Tara Mulay found the Buddhadharma in 2003, and ever since then she has taken increasing joy in daily and intensive retreat practice, as well as in service. She was honored to serve on the planning committee and board of San Francisco’s Mission Dharma, including as its first board president, from 2010 to 2018. In 2016, she co-founded the San Francisco People of Color Insight Meditation Group and she continues as one of its core leaders. Tara has felt the profound benefit of the presence and teachings of the Aloka Vihara Bhikkhunis in California, and she is honored to support the further establishment of the Bhikkhuni Sangha as a member of the board.
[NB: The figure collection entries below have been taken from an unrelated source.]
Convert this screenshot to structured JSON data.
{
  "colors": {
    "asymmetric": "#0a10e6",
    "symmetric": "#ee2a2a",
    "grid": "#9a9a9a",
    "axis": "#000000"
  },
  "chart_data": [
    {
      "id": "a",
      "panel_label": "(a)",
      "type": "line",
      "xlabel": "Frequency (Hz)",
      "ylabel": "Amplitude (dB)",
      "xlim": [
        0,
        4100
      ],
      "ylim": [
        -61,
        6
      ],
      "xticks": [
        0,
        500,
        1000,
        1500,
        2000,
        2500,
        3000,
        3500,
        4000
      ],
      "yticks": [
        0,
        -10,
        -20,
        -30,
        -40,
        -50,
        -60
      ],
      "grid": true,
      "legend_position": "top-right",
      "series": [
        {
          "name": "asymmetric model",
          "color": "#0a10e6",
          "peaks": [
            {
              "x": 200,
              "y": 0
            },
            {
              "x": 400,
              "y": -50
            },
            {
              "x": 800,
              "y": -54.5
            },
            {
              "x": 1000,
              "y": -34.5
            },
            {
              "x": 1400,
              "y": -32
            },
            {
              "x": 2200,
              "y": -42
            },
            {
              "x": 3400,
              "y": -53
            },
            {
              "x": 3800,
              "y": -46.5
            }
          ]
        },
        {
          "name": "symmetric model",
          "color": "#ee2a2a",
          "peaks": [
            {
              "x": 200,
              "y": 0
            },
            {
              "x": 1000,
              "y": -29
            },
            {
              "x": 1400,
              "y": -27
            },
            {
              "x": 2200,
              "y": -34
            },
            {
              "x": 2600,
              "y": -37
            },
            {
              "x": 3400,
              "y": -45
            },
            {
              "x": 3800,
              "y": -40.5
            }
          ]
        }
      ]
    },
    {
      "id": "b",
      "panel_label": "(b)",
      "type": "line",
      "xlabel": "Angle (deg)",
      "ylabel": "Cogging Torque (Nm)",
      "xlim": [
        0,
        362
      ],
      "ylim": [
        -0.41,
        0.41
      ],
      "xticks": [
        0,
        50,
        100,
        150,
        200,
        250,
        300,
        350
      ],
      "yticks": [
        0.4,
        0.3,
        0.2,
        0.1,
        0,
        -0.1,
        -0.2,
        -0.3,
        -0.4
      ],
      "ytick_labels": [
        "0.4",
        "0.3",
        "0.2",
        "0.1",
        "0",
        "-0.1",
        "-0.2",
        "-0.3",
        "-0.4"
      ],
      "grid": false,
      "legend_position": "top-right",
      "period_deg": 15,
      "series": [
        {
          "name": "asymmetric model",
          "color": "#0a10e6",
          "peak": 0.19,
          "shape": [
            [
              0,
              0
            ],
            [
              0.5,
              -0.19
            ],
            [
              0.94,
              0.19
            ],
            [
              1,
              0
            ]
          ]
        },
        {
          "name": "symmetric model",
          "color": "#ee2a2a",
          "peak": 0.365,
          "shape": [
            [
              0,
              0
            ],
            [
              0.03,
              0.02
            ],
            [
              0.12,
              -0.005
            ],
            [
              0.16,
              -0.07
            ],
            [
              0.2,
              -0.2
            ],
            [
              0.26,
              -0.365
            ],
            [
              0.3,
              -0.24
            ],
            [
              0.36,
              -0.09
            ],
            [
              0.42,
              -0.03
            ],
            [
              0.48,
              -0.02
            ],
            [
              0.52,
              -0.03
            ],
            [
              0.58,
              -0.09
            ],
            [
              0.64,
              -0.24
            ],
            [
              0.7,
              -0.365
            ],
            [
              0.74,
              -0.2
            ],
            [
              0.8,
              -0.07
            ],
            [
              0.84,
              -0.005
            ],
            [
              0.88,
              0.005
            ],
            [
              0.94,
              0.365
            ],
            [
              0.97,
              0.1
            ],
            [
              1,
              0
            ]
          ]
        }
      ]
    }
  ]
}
Tara brings over 20 years of experience as criminal defense appellate attorney, which has both informed and catalyzed her Dharma practice. Currently, Tara is a participant in the 2017-2021 Insight Meditation Center Teacher Training Program, an initiative that is focused on expanding inclusivity in the Dharma in the United States ‘to foster a refuge that better reflects the reality of our world in all its diversity and cultural richness’.
San Francisco, California
Trip met the sisters in San Francisco in 2010 and was moved by their teachings and their desire to build a nuns community in California. He has been practicing in the Theravadan tradition since 2004, including for a brief time as a monk in Burma. He serves on the Board of San Francisco Insight, where he also leads sitting groups and teaches meditation classes. He is a psychotherapist in private practice in San Francisco and a former attorney. He feels very grateful to be able to serve Saranaloka and the Aloka Vihara community.